Re: Efficient split for alpha numeric pairs in a row
by locked_user sundialsvc4 (Abbot) on Jul 01, 2015 at 12:07 UTC

    And, for the record, “the key piece of magic” is the /g, and possibly also the /c, modifiers, which are described under, of all places, “Regexp Quote-Like Operators” in perldoc perlop.   (As referred-to in the main regexp topic, perldoc perlre.)
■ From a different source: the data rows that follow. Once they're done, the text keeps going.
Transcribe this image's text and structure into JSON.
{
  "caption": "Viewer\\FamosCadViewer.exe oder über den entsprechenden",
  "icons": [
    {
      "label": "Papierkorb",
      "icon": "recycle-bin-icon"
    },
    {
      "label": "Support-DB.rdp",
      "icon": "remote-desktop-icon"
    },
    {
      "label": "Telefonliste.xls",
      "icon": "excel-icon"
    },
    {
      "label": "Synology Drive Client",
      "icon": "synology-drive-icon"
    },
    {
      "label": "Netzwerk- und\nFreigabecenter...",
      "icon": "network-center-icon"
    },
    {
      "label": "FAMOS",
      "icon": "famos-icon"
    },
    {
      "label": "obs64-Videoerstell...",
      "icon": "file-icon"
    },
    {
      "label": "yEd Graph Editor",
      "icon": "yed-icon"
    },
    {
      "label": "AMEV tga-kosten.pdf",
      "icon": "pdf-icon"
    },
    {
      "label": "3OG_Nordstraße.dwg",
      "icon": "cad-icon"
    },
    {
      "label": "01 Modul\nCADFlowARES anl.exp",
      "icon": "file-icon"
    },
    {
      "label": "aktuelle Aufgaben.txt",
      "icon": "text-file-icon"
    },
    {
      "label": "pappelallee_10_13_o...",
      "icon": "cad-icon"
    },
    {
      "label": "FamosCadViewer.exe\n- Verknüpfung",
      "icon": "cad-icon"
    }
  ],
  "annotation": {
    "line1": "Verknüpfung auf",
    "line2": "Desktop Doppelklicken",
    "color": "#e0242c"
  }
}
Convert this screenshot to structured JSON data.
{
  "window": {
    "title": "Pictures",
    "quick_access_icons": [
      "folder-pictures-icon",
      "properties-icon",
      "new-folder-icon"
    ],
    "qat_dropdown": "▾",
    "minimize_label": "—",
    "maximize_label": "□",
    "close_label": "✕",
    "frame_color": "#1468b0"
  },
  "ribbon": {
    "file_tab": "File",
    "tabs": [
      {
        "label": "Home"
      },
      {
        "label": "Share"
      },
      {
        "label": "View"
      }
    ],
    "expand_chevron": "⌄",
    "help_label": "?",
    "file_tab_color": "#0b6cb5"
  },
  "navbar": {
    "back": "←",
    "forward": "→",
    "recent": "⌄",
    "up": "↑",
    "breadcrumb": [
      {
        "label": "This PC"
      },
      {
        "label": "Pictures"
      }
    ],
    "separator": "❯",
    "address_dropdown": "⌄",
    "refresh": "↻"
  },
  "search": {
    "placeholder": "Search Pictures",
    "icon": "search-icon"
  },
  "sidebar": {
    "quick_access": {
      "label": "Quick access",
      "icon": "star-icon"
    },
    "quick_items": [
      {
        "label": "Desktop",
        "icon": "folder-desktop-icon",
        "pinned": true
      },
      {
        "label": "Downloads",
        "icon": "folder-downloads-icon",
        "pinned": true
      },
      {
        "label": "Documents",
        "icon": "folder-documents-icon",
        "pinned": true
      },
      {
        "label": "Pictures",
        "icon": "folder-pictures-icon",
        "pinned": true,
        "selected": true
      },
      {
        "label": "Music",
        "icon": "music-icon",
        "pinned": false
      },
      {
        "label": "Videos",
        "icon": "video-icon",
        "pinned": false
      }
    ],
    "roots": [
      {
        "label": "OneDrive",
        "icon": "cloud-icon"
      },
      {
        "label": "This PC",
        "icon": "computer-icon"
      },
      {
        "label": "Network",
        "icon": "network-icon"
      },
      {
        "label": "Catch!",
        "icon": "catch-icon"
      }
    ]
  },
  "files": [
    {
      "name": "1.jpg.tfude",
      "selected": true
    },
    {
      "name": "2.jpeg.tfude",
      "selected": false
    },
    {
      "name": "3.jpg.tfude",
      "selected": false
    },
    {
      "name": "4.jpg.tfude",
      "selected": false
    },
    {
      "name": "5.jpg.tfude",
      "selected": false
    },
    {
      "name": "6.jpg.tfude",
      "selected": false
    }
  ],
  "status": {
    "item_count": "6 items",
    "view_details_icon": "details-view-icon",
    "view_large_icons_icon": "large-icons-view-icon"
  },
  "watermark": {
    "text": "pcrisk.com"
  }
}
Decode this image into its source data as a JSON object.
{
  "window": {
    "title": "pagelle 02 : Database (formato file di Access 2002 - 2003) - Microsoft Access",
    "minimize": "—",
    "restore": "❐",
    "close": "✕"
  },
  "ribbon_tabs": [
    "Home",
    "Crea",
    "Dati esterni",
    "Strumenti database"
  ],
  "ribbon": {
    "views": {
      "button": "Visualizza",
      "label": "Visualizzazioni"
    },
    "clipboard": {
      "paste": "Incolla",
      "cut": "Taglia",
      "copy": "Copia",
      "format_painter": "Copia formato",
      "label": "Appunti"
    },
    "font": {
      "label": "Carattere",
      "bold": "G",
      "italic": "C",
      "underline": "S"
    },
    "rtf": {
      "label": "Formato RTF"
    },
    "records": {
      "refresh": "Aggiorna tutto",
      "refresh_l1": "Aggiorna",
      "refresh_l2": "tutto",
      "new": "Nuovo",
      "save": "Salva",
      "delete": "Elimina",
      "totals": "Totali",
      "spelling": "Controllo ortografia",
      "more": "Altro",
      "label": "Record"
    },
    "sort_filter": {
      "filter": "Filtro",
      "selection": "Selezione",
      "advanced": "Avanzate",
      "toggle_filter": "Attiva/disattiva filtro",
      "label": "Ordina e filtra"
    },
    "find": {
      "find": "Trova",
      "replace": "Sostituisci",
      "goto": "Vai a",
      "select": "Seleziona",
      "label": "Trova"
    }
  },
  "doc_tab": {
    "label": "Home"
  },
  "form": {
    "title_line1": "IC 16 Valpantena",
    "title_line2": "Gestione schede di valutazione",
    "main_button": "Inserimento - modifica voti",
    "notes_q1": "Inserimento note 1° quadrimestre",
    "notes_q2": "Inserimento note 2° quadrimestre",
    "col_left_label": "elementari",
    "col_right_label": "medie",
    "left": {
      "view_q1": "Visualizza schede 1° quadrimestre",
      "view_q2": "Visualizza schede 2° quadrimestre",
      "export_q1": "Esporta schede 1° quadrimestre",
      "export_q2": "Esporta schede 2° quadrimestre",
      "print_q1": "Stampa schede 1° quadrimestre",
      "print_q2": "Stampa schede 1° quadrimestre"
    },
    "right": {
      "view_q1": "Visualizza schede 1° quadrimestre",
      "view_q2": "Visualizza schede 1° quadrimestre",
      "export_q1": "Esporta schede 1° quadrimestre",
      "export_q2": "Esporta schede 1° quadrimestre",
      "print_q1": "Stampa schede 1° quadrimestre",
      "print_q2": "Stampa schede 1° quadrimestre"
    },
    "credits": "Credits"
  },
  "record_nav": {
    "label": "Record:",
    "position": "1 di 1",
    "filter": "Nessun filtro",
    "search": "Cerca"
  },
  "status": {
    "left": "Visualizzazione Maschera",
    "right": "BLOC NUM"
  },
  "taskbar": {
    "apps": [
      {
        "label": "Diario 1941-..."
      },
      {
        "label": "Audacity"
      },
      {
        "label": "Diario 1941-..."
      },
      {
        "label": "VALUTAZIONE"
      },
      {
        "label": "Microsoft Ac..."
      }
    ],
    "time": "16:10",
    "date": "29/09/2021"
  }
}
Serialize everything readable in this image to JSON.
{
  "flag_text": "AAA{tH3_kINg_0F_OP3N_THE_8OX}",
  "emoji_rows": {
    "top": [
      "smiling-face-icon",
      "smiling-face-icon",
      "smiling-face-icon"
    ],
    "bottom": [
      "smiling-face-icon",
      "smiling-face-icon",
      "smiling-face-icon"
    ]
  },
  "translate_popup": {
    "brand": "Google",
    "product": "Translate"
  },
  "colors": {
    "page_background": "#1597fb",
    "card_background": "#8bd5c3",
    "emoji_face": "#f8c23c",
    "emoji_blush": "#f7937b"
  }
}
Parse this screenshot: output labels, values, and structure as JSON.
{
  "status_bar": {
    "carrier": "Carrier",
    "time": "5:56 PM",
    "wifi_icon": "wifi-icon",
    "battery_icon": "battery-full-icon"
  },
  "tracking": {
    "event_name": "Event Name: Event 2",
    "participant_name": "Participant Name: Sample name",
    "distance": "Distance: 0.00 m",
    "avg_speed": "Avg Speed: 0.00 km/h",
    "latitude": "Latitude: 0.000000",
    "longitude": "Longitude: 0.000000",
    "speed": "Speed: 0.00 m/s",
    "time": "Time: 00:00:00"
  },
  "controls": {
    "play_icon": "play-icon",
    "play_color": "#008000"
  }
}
    These two modifiers allow you to search repeatedly within a single string, in a while-loop as shown, using groups (in parentheses) to extract each part that has been matched.   As shown in examples given earlier, this lets you “roll-up” such a string, viewing it exactly as the CNC designers intended:   as a list of one-or-more variable/value pairs having no set delimiters between them.   (Delimiters being unnecessary because alpha characters are distinct from digits and decimal points.)